BM özel raportörleri Francesca Albanese, Balakrishnan Rajagopal ve Paula Gaviria Betancur tarafından yapılan yazılı açıklamada, son dönemde İsrail'in Mescid-i Aksa'daki "pervasızlığının" dünyanın gündeminde olduğu hatırlatıldı.
Gazze, Lübnan ve Suriye'den atılan roketler neticesinde İsrail'de yaşanan ölümlerin haberlerde öne çıktığı ancak çok sayıda Filistinlinin ölümünün gündem olmadığı aktarılan açıklamada, "Filistinlerin evlerinden zorla tahliye edilmesiyle devam eden kontrolsüz bir trajedi yaşanıyor. Uluslararası kuruluşlar ve aktivistlerin çabalarına rağmen İsrail işgali altındaki Filistinliler, ayrımcı yasalar temelinde evlerinden çıkarılıyor, onların toprakları ve mülklerine el konuluyor." ifadeleri kullanıldı.
Bu yasaların Kudüs'teki Yahudi mülkiyetini güçlendirmek ve Kudüs'ün demografik yapısı ile statüsünü geri dönülmez bir şekilde değiştirmek için tasarlandığı kaydedilen açıklamada, uluslararası topluma, İsrail'in Doğu Kudüs'teki Filistinlileri zorla tahliye ve yerinden etmesine son vermek için acilen harekete geçmeleri çağrısında bulunuldu.
Açıklamada, "İsrail'in kendi nüfusunu işgal altındaki bölgeye taşıması, işgal ettiği bölgeyi kasıtlı olarak kolonileştirme niyetini doğruluyor. Bu durum, uluslararası insancıl hukuk tarafından kesinlikle yasaklanan bir uygulamadır ve bir savaş suçu teşkil ediyor." değerlendirmesi yapıldı.
BM özel raportörleri, İnsan Hakları Konseyi'nin özel mekanizmaları olarak tanınan sürecin bir parçası olarak biliniyor.

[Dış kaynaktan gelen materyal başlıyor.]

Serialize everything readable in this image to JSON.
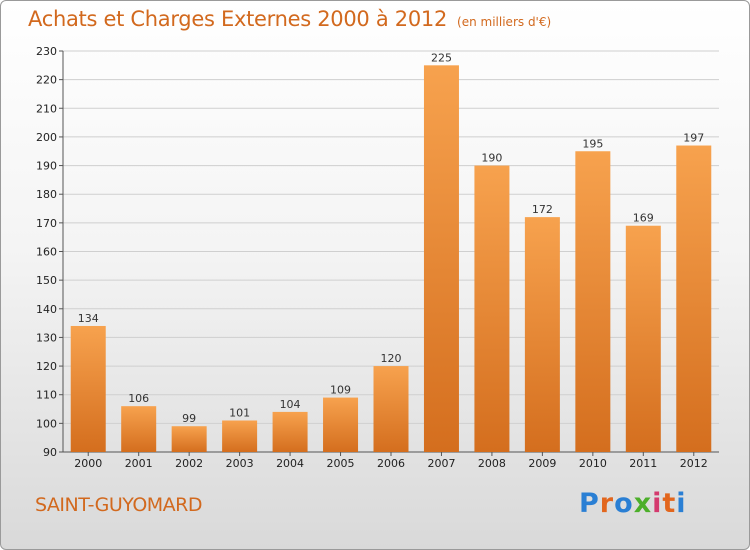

BM İnsan Hakları sistemindeki en büyük bağımsız olarak bilinen özel mekanizmalar, İnsan Hakları Konseyi'nin belirli bir ülkenin durumunu veya dünyanın herhangi bir yerindeki tematik sorunları ele alan bağımsız bilgi toplama ve izleme mekanizmaları olarak öne çıkıyor.
BM bünyesinde bulunmayan özel mekanizmalar uzmanları, gönüllülük esasına göre ve bağımsız olarak çalışmalarını yürütüyor.